Shannon Stott, PhD
Assistant Professor of Medicine
The Stott laboratory is comprised of bioengineers and chemists focused on translating technological advances to relevant applications in clinical medicine. Specifically, we are interested in using microfluidics and imaging technologies to create tools that increase understanding of cancer biology and of the metastatic process. In collaboration with the Toner, Haber and Maheswaran laboratories, we have developed a microfluidic device that can isolate extraordinary rare circulating tumor cells (CTCs) from the blood of cancer patients. We are striving to employ new imaging modalities to extract as much information as possible from these rare cells while pushing the technology further for early cancer detection. Ultimately, we hope that by working in close partnership with the molecular and cell biologist at the Mass General Cancer Center, we can create new tools that directly impact patient care.
Shannon Stott, PhD
Anh Hoang, PhD
Xiaocheng Jiang, Ph.D.
Eduardo Reategui, PhD
Fatih Sarioglu, PhD
Keith Wong, Ph.D
*co-directed with Mehmet Toner, PhD
Rapid technological advances in microfluidics, imaging and digital gene-expression profiling are converging to present new capabilities for blood, tissue and single-cell analysis. Our laboratory is interested in taking these advances and creating new technologies to help build understanding of the metastatic process. Our research focus is on 1) the development and application of microfluidic devices for the isolation and characterization of CTCs, 2) novel imaging strategies to characterize cancer cells and the dynamics of metastasis, and 3) the enrichment and analysis of exosomes and microvesicles using microfluidics.
Microfluidics for Circulating Tumor Cell Analysis
One of the proposed mechanisms of cancer metastasis is the dissemination of tumor cells from the primary organ into the blood stream. A cellular link between the primary malignant tumor and the peripheral metastases has been established in the form of CTCs in peripheral blood. While extremely rare (1 in 10 billion cells), these cells provide a potentially accessible source for early detection, characterization and monitoring of cancers that would otherwise require invasive serial biopsies. The emerging fields of medical technology and microfluidics offer a radically different approach to rare cell detection, which is particularly relevant to the isolation of CTCs. Working in collaboration with Drs. Mehmet Toner, Shyamala Maheswaran and Daniel Haber, we have designed a high throughput microfluidic device, the CTC-Chip, that allows the isolation and characterization of CTCs from the peripheral blood of cancer patients. The chip design was centered on the concept of passive mixing of blood through the generation of microvortices, ultimately improving the capture of rare cells by dramatically increasing the number of interactions between the target CTCs and the antibody-coated substrate. Using blood from patients with metastatic and localized cancer, we have demonstrated the ability to isolate, enumerate and molecularly characterize putative CTCs with high sensitivity and specificity. Additionally, microclusters of CTCs have been captured in a rare number of patient samples. These clusters of CTCs present an intriguing phenomenon; however their significance has yet to be determined. Ongoing projects include translating the technology for early cancer detection, exploring these clusters of CTCs, increasing capture sensitivity through amplification of cell surface antigens, and the design of biomaterials for the release of the rare cells from the device surface.

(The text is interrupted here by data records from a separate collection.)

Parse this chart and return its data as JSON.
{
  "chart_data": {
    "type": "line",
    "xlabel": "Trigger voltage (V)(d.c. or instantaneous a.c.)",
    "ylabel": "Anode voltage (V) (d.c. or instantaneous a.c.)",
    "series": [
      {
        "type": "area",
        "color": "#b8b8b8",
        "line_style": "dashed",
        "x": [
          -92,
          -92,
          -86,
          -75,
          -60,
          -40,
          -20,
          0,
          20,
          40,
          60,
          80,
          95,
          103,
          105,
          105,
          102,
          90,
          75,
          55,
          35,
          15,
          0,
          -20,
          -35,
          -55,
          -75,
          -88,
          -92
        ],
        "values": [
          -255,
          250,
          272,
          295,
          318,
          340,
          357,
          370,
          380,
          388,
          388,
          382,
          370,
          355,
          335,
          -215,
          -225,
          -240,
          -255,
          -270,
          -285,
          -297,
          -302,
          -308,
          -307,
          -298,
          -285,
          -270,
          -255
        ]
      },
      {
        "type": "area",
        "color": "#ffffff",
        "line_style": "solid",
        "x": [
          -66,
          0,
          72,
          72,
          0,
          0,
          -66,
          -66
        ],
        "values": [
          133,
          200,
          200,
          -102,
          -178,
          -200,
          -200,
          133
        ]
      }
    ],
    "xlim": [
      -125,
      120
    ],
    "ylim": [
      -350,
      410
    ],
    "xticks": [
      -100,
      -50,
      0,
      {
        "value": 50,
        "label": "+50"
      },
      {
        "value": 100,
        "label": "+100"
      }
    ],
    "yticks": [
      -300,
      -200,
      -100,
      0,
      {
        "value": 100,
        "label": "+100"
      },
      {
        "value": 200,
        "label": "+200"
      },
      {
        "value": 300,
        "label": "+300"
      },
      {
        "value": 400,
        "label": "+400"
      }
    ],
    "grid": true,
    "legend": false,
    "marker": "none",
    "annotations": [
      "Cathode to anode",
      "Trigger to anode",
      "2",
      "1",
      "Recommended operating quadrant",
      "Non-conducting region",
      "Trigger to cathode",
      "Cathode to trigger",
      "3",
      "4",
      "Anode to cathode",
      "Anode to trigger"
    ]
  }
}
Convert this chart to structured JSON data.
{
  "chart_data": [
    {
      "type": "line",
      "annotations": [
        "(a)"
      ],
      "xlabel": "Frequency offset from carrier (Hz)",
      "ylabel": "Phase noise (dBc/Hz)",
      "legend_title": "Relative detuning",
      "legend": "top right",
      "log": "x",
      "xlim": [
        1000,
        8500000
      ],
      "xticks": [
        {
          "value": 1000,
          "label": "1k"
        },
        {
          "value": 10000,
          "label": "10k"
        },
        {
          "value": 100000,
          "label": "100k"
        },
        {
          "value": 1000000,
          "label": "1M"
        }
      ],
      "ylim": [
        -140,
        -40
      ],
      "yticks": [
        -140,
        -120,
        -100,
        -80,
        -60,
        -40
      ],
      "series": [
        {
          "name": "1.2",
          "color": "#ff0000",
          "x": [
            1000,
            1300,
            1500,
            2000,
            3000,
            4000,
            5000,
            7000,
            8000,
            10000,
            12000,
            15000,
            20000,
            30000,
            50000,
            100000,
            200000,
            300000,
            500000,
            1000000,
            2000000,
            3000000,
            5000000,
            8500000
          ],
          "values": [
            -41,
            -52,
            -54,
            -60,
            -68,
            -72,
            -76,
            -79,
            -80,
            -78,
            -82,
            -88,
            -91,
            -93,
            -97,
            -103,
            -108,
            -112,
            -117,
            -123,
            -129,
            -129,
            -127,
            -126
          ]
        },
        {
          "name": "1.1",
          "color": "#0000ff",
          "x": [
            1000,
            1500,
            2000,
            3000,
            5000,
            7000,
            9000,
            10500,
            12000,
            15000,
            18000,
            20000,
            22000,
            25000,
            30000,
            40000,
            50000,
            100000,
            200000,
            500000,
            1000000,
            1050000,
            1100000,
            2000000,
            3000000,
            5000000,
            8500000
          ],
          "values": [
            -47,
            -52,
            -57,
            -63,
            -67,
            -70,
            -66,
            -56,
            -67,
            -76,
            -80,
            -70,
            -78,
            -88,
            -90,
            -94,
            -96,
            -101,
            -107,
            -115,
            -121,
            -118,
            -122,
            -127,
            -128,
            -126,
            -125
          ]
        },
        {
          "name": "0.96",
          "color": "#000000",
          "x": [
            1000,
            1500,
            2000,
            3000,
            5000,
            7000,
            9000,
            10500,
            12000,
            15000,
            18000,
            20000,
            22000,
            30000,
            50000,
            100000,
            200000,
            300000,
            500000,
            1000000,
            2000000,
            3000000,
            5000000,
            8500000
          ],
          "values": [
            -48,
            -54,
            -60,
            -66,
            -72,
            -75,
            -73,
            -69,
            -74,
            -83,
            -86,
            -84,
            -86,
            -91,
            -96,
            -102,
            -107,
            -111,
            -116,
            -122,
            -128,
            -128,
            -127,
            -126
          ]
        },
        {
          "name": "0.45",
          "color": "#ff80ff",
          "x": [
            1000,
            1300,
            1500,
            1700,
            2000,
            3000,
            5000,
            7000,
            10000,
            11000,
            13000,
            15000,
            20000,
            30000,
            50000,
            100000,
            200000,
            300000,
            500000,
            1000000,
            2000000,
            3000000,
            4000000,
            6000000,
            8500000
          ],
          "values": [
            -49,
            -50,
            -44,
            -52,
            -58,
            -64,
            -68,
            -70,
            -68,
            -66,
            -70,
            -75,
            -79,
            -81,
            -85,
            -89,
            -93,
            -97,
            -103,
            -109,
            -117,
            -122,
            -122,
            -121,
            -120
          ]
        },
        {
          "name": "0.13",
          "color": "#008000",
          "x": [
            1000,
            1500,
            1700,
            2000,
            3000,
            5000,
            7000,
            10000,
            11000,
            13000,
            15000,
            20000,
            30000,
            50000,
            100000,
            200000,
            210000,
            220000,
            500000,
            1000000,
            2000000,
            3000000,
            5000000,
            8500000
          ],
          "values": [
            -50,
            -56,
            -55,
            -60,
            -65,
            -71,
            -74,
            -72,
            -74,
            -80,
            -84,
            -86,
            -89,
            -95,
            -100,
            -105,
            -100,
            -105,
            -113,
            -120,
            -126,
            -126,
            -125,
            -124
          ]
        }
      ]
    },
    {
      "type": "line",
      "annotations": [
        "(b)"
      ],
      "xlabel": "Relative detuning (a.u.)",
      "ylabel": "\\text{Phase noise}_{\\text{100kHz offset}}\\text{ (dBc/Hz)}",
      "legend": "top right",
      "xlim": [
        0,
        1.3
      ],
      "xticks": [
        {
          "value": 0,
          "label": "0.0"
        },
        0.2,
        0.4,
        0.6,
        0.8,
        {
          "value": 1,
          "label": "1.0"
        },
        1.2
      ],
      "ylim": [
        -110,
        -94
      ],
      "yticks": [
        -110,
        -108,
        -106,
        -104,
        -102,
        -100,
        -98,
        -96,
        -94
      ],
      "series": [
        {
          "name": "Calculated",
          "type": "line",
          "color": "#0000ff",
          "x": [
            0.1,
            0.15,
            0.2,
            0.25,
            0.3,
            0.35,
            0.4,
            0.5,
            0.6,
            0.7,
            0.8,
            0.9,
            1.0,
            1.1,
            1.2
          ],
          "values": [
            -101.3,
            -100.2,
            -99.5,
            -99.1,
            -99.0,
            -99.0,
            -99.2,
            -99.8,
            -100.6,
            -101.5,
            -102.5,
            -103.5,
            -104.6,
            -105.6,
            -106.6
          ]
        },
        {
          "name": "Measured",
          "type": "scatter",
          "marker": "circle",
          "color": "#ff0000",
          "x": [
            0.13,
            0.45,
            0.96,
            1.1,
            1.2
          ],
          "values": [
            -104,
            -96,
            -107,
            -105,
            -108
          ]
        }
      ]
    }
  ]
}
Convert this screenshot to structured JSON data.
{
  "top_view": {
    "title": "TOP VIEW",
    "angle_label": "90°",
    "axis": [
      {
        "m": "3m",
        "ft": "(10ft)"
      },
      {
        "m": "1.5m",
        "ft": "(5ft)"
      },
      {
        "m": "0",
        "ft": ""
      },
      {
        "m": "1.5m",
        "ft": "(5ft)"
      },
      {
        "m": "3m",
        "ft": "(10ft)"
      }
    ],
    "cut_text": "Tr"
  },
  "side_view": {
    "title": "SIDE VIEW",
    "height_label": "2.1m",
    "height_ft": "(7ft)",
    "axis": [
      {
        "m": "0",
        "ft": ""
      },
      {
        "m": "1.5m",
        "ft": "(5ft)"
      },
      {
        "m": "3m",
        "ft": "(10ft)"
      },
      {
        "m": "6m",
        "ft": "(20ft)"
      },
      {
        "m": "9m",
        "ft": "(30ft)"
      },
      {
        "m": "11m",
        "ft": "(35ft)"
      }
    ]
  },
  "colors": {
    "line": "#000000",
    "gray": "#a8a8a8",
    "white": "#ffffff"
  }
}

High-content and high-throughput imaging of cancer cells
Cancer cells can be highly heterogeneous, with rare metastasis precursors capable of giving rise to a metastatic lesion mixed in with other tumor cells undergoing apoptosis. Thus, due to this heterogeneity, quantitative, robust analysis for individual cells may be critical for determining a particular cancer cells’ their clinical relevance in different disease contexts. Due to limitations in the number of distinct spectra that can be used in wide-field fluorescence imaging, high throughput characterization of cells and tissue is traditionally done with three to four colors. Our lab is exploring alternative imaging modalities, such as multi-spectral imaging (MSI), to enable quantitative analysis of multiple (8+) markers on a single cell. Our interest in MSI is driven by the technology’s capability to image as many colors as distinct antibodies available and by dramatic reductions in sample autofluorescence. We are also interested in using this technology to develop an automated system to quantitatively analyze RNA-ISH and FISH signals in cells and tissue.
Microvesicle and Exosome Characterization
Microvesicles have been implicated in promoting tumor progression by manipulating the surrounding microenvironment. Researchers have hypothesized that microvesicles shed from the membranes of tumors transport RNA and proteins that promote tumor growth, and studies have shown that microvesicles are present in the serum of patients with glioblastoma. Ongoing work in my lab, performed in collaboration with Dr. Xandra Breakefield of the Mass General Neurogenetics Unit, is exploring the use of microfluidics to purify microvesicles from serum and use of their RNA content as a biomarker, specifically the expression of epithelial growth factor receptor (EGFRvIII).